A Treaty About Whales — and Nothing Else


The International Convention for the Regulation of Whaling exists to manage whale conservation and regulate whaling practices through the International Whaling Commission (IWC). Cyprus, sovereignty disputes, and questions of recognition are entirely unrelated to the treaty’s subject matter.


For this reason, Turkey’s declaration is legally unnecessary. Nothing in the convention obliges Turkey to recognize, engage with, or politically acknowledge any other state beyond the technical functioning of the treaty. The inclusion of a Cyprus-related declaration therefore serves no functional treaty purpose. Instead, it functions as political signaling.

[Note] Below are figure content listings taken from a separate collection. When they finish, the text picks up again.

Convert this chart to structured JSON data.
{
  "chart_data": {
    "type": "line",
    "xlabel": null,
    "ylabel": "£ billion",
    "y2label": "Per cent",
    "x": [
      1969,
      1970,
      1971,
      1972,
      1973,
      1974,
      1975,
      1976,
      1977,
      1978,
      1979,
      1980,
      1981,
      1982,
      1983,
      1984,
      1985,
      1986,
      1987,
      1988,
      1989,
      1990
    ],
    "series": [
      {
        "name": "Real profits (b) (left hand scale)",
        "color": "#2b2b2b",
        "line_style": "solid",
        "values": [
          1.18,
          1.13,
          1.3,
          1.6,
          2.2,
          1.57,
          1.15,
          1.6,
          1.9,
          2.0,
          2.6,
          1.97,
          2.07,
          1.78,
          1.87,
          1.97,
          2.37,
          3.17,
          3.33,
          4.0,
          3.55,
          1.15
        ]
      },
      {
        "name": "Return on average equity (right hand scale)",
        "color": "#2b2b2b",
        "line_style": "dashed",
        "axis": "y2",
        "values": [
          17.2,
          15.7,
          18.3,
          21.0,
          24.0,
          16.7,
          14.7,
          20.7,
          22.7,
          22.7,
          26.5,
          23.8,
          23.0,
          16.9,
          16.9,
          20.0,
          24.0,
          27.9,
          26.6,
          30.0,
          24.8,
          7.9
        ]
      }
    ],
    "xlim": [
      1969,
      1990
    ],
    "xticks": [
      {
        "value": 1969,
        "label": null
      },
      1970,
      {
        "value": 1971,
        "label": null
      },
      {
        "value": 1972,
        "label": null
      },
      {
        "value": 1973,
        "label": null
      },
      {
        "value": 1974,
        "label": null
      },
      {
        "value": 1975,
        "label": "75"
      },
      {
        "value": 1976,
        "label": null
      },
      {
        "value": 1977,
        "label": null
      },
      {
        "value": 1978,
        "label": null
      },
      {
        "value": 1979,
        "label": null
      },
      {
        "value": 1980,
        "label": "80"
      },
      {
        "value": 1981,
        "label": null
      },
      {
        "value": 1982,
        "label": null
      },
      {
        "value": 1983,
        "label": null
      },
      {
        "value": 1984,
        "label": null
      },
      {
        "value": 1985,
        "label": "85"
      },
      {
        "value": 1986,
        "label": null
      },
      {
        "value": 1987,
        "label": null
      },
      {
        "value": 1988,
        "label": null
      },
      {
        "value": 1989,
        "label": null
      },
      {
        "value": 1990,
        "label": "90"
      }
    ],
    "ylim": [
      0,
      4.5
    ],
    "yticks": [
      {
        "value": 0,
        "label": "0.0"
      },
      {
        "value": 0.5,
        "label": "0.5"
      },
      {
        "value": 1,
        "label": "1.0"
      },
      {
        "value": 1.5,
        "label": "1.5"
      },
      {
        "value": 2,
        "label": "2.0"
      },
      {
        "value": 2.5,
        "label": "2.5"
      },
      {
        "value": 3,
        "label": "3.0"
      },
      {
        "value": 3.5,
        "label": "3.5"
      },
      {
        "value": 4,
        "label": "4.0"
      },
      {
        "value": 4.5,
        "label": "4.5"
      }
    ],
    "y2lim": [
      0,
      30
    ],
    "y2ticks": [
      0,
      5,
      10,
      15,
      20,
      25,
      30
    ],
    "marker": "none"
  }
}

Restating a Rejected Position


In its declaration, Turkey:


  • Claims there is no legitimate authority representing the whole of Cyprus;

  • Limits the authority of the internationally recognized Cypriot government to the southern part of the island;

  • Asserts that Turkey’s treaty participation must not be construed as recognition of the Republic of Cyprus.


This position runs directly counter to the international consensus. The Republic of Cyprus is recognized by the United Nations, the European Union, and the overwhelming majority of states worldwide. Turkey remains the sole country to deny its recognition, a stance rooted in the aftermath of the 1974 military intervention and the subsequent division of the island.

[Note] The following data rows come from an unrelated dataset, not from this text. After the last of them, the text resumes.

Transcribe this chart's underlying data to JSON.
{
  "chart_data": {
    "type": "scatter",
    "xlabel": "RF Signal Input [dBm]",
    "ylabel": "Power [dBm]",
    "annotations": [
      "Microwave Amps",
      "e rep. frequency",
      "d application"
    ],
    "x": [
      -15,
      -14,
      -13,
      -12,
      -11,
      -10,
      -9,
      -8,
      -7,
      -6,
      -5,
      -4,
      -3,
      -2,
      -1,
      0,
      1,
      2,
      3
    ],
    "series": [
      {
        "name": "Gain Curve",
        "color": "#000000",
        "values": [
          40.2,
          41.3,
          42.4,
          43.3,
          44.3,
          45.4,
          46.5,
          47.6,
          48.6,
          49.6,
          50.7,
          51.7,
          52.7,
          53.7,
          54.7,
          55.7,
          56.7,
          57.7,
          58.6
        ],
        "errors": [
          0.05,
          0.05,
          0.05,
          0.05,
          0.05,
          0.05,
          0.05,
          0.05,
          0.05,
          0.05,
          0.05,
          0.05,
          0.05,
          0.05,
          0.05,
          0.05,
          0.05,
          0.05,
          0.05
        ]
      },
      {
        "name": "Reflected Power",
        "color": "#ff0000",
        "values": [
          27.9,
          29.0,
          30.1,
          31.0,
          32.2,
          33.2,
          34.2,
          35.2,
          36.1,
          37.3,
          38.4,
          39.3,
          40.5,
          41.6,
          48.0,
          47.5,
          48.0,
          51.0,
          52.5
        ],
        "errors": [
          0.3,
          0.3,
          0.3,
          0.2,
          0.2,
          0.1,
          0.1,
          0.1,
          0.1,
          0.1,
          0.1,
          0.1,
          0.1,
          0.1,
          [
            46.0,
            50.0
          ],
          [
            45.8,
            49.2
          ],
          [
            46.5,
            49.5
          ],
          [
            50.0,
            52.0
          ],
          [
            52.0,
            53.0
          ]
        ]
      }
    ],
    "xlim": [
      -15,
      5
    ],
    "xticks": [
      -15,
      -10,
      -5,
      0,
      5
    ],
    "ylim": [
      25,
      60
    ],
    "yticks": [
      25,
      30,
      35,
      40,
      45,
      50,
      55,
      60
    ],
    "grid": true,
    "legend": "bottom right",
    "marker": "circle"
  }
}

By repeating this position in unrelated international legal instruments, Turkey is not clarifying law—it is entrenching dispute.



Undermining the Spirit of the UN Charter


More broadly, this practice raises concerns about the erosion of the principles of the UN Charter, particularly those relating to:


  • Sovereign equality of states (Article 2(1)),

  • Respect for territorial integrity,

  • Non-recognition of territorial acquisition by force.


While Turkey’s declaration does not legally alter Cyprus’s status, its cumulative effect contributes to a pattern in which unilateral political claims are inserted into multilateral legal frameworks. This risks normalizing selective recognition and conditional participation in international agreements—an approach fundamentally at odds with the Charter’s purpose of providing a stable, rules-based international order.


If states routinely used technical treaties to challenge the sovereignty of other UN members, the coherence of treaty law and the authority of multilateral institutions would be seriously weakened.



Legal Impact vs. Political Intent


It is important to be clear:


  • Turkey’s declaration does not change international law.

  • It does not affect Cyprus’s legal personality or UN membership.

  • Other states are not bound by Turkey’s interpretation and may formally object or simply disregard it.


However, politically, the declaration is loud. It reinforces Turkey’s increasingly explicit support for a two-state outcome in Cyprus and signals a continued unwillingness to align with UN-backed frameworks for a comprehensive settlement.



Conclusion


Turkey’s accession to the whaling convention should have been a straightforward act of environmental cooperation. Instead, it was used as another platform to restate a contested geopolitical claim—one that the international community has repeatedly rejected.


While legally ineffective, such declarations matter politically. They contribute to the gradual dilution of respect for state sovereignty, undermine the spirit of the UN Charter, and transform neutral multilateral instruments into vehicles for unilateral narratives. In this sense, the document is less about whales—and more about how international law is increasingly used not to resolve disputes, but to rehearse them.